Silver will continue to underperform gold, according to a report from Capital Economics, despite a recent spike in prices of the silver metal.
The price of silver was up by almost 5 percent at $20.42 per ounce on Monday, after hitting a low of $18.22 on June 28 over concerns the U.S. Federal Reserve was about to wind down its monetary stimulus – a major driver of precious metal prices.
But Capital Economics highlighted that silver's recovery had lagged behind gold, which hit a month-high of $1,327 per ounce on Monday, after falling to $1,180 in June. Comments by Fed Chairman Ben Bernanke last week helped abate fears of a swift end to monetary easing, helping prices gather momentum.
"The analyst consensus is that the price of silver is likely to outperform that of gold, as both continue to recover in the next year or so," said Capital Economics's Ross Strachan and Julian Jessop, in a research note published on Monday. "However, silver is still lagging behind, and there are at least three good reasons to expect this underperformance to be extended."

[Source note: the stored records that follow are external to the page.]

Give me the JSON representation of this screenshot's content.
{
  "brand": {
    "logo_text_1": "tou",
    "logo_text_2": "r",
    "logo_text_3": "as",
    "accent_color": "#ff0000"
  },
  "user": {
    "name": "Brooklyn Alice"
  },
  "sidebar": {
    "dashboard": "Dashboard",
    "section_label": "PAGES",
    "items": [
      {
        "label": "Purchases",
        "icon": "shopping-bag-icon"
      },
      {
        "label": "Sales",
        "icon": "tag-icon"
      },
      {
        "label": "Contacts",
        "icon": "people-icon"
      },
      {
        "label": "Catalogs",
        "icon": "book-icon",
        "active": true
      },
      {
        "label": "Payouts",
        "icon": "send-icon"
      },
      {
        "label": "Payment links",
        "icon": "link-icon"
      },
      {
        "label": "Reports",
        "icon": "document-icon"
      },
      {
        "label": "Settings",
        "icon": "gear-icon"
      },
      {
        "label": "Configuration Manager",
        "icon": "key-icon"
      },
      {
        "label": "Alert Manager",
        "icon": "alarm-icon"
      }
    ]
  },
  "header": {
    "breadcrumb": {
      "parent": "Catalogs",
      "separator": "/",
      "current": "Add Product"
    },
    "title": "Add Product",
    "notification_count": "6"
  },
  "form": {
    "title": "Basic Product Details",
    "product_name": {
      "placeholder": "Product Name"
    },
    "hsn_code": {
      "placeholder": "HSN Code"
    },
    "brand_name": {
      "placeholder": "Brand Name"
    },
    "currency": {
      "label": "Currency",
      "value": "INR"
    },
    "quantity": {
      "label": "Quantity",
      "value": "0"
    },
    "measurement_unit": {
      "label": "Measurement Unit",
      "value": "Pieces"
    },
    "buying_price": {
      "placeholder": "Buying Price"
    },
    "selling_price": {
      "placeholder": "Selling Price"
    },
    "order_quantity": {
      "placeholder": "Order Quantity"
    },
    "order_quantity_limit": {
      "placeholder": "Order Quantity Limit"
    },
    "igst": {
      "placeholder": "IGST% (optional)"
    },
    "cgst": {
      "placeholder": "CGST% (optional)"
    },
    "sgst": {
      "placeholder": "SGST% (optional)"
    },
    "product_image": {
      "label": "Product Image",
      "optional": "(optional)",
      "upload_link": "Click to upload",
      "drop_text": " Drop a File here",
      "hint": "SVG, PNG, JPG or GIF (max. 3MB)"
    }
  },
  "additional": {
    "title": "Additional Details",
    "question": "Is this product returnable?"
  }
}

The analysts highlighted that silver prices are more volatile than gold prices. The market is smaller and more sensitive to external price movements because it is often mined alongside other products.
"The much larger losses in the recent past will now make investors more wary of silver on a risk versus reward basis," Capital Economics said.
The metal is more vulnerable to global economic weakness – especially in China and Europe – because of its use in industry, Strachan and Jessop added. Industrial use accounts for almost half of silver demand, compared with just 10 percent of gold.